Menyikapi masalah ini, DPRD Maluku menggelar Rapat Badan Anggaran (Banggar) dengan pihak Pemprov Maluku di Gedung DPRD Maluku, Kamis (4/1). Dalam rapat tersebut, pihak Pemprov Maluku dihadiri oleh Asisten III Bidang Perekonomian dan Pembangunan Aset Daerah Setda Maluku, Kepala Badan Perencanaan Pembangunan Daerah (Bappeda), Kepala Badan Pengelolaan Keuangan Daerah, Kepala Pendapatan Daerah Provinsi Maluku dan Tim Anggaran Pemerintah Daerah (Pemda) Maluku.
Ketua DPRD Provinsi Maluku Edwin Adrian Huwae dalam keterangan pers usai Rapat Banggar mengungkapkan, rapat tersebut untuk mencari tahu penyebab dan penyelesaian hutang ke pihak ketiga itu. “Rapat ini untuk membicarakan masalah berkaitan dengan utang pihak ketiga yang belum dibayarkan oleh Pemerintah Provinsi Maluku. Hal ini tentu menjadi respons DPRD Maluku untuk mencari tahu sejauh mana persoalan ini terjadi,” kata Huwae.
Huwae mengungkapkan, dalam rapat tersebut, Asisten III Bidang Perekonomian dan Pembangunan Aset Daerah Setda Maluku, Zulkifli Anwar dan Kepala Badan Pengelolaan Keuangan Daerah Anthon Lailossa menyampaikan, Pemprov Maluku mengalami defisit anggaran yang cukup signifikan. Defisit hampir Rp 177 miliar, sehingga hutang pihak ketiga belum bisa dibayarkan.
“Defisit sebesar ini terjadi karena target penerimaan yang diproyeksikan bersumber pada Pendapatan Asli Daerah (PAD) sebesar Rp 98 miliar dari Bank Maluku yaitu dalam komponen Defiden Rp 50 miliar dan sumbangan pembangunan Rp 48 miliar itu tidak bisa ditagih dari Bank Maluku,” jelasnya.

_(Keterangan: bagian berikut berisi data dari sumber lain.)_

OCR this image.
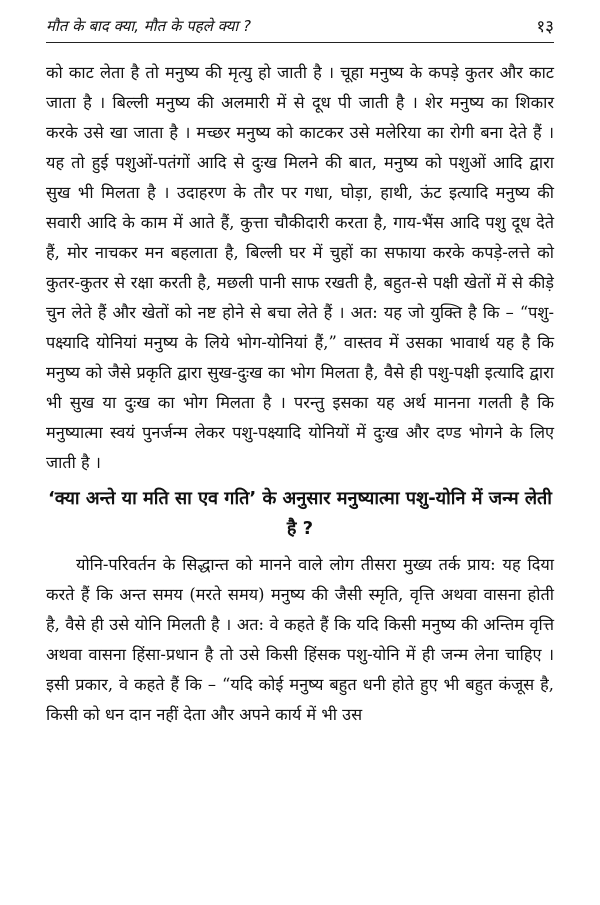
मौत के बाद क्या, मौत के पहले क्या ?	१३

को काट लेता है तो मनुष्य की मृत्यु हो जाती है । चूहा मनुष्य के कपड़े कुतर और काट जाता है । बिल्ली मनुष्य की अलमारी में से दूध पी जाती है । शेर मनुष्य का शिकार करके उसे खा जाता है । मच्छर मनुष्य को काटकर उसे मलेरिया का रोगी बना देते हैं । यह तो हुई पशुओं-पतंगों आदि से दुःख मिलने की बात, मनुष्य को पशुओं आदि द्वारा सुख भी मिलता है । उदाहरण के तौर पर गधा, घोड़ा, हाथी, ऊंट इत्यादि मनुष्य की सवारी आदि के काम में आते हैं, कुत्ता चौकीदारी करता है, गाय-भैंस आदि पशु दूध देते हैं, मोर नाचकर मन बहलाता है, बिल्ली घर में चुहों का सफाया करके कपड़े-लत्ते को कुतर-कुतर से रक्षा करती है, मछली पानी साफ रखती है, बहुत-से पक्षी खेतों में से कीड़े चुन लेते हैं और खेतों को नष्ट होने से बचा लेते हैं । अत: यह जो युक्ति है कि – “पशु-पक्ष्यादि योनियां मनुष्य के लिये भोग-योनियां हैं,” वास्तव में उसका भावार्थ यह है कि मनुष्य को जैसे प्रकृति द्वारा सुख-दुःख का भोग मिलता है, वैसे ही पशु-पक्षी इत्यादि द्वारा भी सुख या दुःख का भोग मिलता है । परन्तु इसका यह अर्थ मानना गलती है कि मनुष्यात्मा स्वयं पुनर्जन्म लेकर पशु-पक्ष्यादि योनियों में दुःख और दण्ड भोगने के लिए जाती है ।

‘क्या अन्ते या मति सा एव गति’ के अनुसार मनुष्यात्मा पशु-योनि में जन्म लेती है ?

योनि-परिवर्तन के सिद्धान्त को मानने वाले लोग तीसरा मुख्य तर्क प्राय: यह दिया करते हैं कि अन्त समय (मरते समय) मनुष्य की जैसी स्मृति, वृत्ति अथवा वासना होती है, वैसे ही उसे योनि मिलती है । अत: वे कहते हैं कि यदि किसी मनुष्य की अन्तिम वृत्ति अथवा वासना हिंसा-प्रधान है तो उसे किसी हिंसक पशु-योनि में ही जन्म लेना चाहिए । इसी प्रकार, वे कहते हैं कि – “यदि कोई मनुष्य बहुत धनी होते हुए भी बहुत कंजूस है, किसी को धन दान नहीं देता और अपने कार्य में भी उस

Selain itu menurut Huwae, ada beberapa komponen pendapatan lain di PAD juga tidak bisa dicapai, ditambah lagi penurunan pemotongan Dana Alokasi Khusus (DAK) dari pemerintah pusat sebesar 10 persen yang jumlahnya hampir mencapai sekitar Rp 10 miliar. “Ini penyebab terjadi defisit anggaran yang jumlahnya sebesar Rp 177 miliar sehingga berdampak tidak bisa membayar kewajiban kepada pihak ketiga,” ujarnya.
Dalam rapat Banggar tersebut, pihak DPRD Maluku menawarkan solusi agar hutang pihak ketiga itu bisa terselesaikan yakni melakukan pinjaman ke bank. “Untuk menutupi hutang itu, kami menawarkan solusi ke Pemprov Maluku, bisa pinjam di bank, namun dibayar pada tahun anggaran berjalan. Tapi tentu ini harus merujuk pada aturan yang berlaku. Apakah pinjaman daerah bisa dilakukan setelah penetapan APBD atau tidak. Dan tentunya ini akan dikaji,” katanya.

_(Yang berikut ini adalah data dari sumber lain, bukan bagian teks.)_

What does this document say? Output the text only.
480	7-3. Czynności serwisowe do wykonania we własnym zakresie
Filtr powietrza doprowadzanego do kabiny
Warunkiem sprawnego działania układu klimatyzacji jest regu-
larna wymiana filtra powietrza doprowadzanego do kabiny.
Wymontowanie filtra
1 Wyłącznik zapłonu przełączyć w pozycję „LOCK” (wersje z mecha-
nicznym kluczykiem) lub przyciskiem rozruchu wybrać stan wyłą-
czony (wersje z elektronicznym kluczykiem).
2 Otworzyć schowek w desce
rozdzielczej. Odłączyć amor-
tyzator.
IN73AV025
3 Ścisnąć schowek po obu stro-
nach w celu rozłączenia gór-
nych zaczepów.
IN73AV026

Terkait pinjaman ke bank, Huwae mengungkapkan, Komisi C DPRD Maluku akan melakukan kajian tersebut, termasuk melakukan verifikasi tentang berapa besar nilai yang harus dibayar Pemprov Maluku ke ketiga. “Sikap kami juga adalah Pemprov Maluku harus membayar kewajiban kepada pihak ketiga. Karena bagaimanapun hal ini berkaitan dengan perusahaan yang harus dan mesti membiayai tenaga kerjanya,” tandasnya.

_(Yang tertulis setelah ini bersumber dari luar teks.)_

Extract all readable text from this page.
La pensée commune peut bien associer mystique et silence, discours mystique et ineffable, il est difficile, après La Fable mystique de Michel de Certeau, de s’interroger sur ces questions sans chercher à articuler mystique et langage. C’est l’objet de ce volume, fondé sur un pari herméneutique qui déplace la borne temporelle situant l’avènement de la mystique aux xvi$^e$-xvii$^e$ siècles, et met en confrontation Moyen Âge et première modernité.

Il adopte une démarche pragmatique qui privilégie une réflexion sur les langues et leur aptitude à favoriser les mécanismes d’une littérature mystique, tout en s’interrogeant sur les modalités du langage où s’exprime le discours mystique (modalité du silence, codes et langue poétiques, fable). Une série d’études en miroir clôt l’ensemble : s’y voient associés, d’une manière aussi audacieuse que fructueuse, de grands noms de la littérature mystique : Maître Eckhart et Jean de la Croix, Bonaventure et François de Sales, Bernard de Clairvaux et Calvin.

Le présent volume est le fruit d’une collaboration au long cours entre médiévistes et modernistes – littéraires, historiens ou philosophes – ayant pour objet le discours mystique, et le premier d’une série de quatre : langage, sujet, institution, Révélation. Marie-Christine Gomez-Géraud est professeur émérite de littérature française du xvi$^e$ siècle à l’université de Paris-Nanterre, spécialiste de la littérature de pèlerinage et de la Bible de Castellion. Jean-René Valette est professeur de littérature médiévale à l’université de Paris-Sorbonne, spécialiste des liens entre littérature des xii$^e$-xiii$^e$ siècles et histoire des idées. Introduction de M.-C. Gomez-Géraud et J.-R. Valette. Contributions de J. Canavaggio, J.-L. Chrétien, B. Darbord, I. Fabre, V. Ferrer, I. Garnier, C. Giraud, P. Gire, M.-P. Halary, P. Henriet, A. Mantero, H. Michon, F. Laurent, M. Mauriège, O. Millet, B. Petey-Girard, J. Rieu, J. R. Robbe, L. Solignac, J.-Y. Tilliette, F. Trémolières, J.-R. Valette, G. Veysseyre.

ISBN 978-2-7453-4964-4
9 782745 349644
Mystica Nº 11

Selain tawaran solusi pertama yakni pinjaman ke bank, DPRD Maluku juga menawarkan solusi kedua yakni, merasionalisasi belanja di tahun anggaran 2018. Artinya menurut Huwae, anggaran perjalanan dinas anggota DPRD Provinsi Maluku akan dipotong.
“Jadi suka tidak suka kita akan potong. Misalnya, yang tadinya belanja sebesar 10 akan dipangkas menjadi 7. Tentu dengan memberi prioritas rasionalisasi terhadap anggaran non pembangunan. Nah, jika sekiranya opsi rasionalisasi anggaran akan diambil, maka kami akan mendorong untuk anggaran rutin, termasuk anggaran perjalanan akan dipangkas. Agar supaya tidak mengorbankan belanja pembangunan, belanja untuk rakyat termasuk belanja infrastruktur,” kata Huwae. (FAD)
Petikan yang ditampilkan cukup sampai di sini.